Emoções e Bloqueios na Escrita Científica



Carol Smart 

A escrita científica, nos seus diversos formatos e pelas suas características únicas, não é nada fácil. É um desafio constante que facilmente tomba para ansiedades, estados depressivos e bloqueios vários. No vídeo "The emotional challenges of writing"Carol Smart, do Morgan Centre (Universidade de Manchester) revela-nos, de forma brilhante e em menos de 7 minutos, que medos se escondem por trás destas dificuldades, que estratégias ela própria utiliza* e como ultrapassar um desafio muito específico: Bloqueio d@ Escritor@, vulgo Writer's Block. O vídeo é um Inglês, para quem quiser há o meu resumo livre logo em baixo.

*eu não sei nada, mas acho que estas estratégias devem funcionar...afinal estamos a falar de alguém que publicou mais de 50 trabalhos científicos só na última década. Atenção, não façam as contas com as outras décadas, perigo de desmotivação!


Vídeo produzido Pelo Morgan Centre for the Study of Relationships and Personal Life (University of Manchester) também disponível aqui

Os desafios:
Escrever cientificamente tem várias implicações mas uma delas é constante: escrevemos potencialmente para uma audiência de pares qualificados. Isto pode facilmente criar o medo da exposição, de sermos julgados. A nossa escrita é pública e o fantasma da vigilância interpares, ainda que muitas vezes negado, é real. Para os "escritores" mais novos que apenas publicaram a tese, por exemplo, é também comum a questão "será que nunca mais vou conseguir publicar? A acompanhar esta tragédia (!) vem também a velha questão da insegurança, ou seja, se seremos tão bons como os nossos pares.

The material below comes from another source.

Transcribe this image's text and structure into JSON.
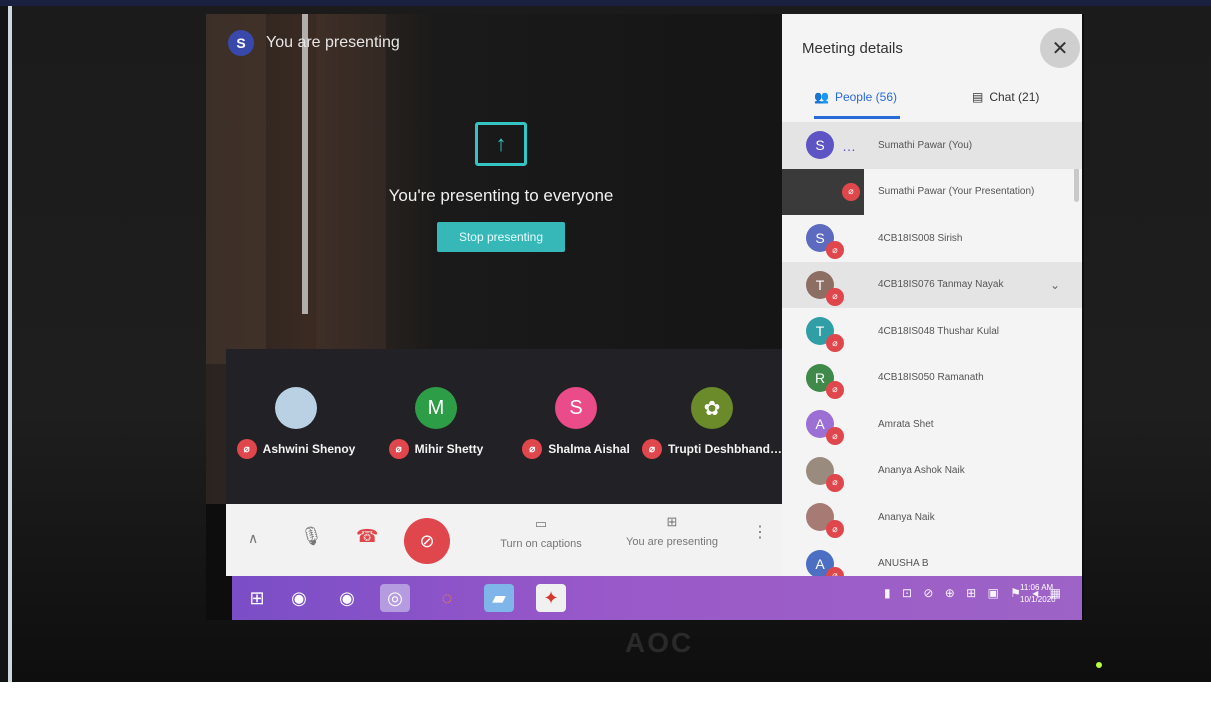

Três estratégias para escrever de forma produtiva:
1. Reconhecer que as emoções fazem parte do processo de escrita e que o próprio processo é feito de altos e baixos.
2. Encontrar o nosso ritmo de escrita e respeitá-lo. Se escrevem bem de manhã e a seguir ao almoço não conseguem concentrar-se até às 16h, assumam essa rotina sem culpa e utilizem as outras horas para fazer outras coisas necessárias (ou nem tanto). Se o vosso ritmo funciona, tornem-no numa rotina.
3. Nada na escrita científica, pela sua própria definição, é definitivo. Em vez de pensarem que já vão estar a ser julgados, pensem que estão apenas a iniciar uma conversação, porque na realidade, é mesmo disso que se trata. Não se sentem em cima da vossa produção intelectual até estar tudo completamente maduro e perfeito, lancem umas ideias para a discussão e algo crescerá daí.

E quando o Bloqueio se instala?
Não é preciso que as ideias estejam completamente desenvolvidas para as escrever. Escrevam tudo, até os maiores disparates ou aquilo que parece apenas uma semente muito pouco desenvolvida. Escrevam tudo, sempre. Smart afima que "a Progressão opera contra a depressão". Encarem a escrita de uma forma mais leve. Por fim, uma das ideias aqui sugeridas que considero particularmente útil para as metodologias qualitativas é a de começar a escrever um projeto ou uma ideia por aquilo que vais vou interessa ou mais vos seduz nela. As ideias materializam-se também (ou sobretudo) no próprio processo de escrita. Mantenham algumas ancoras para não se perderem no vazio ou saírem completamente dos vossos objetivos, mas deixem-se também levar pelo próprio processo. 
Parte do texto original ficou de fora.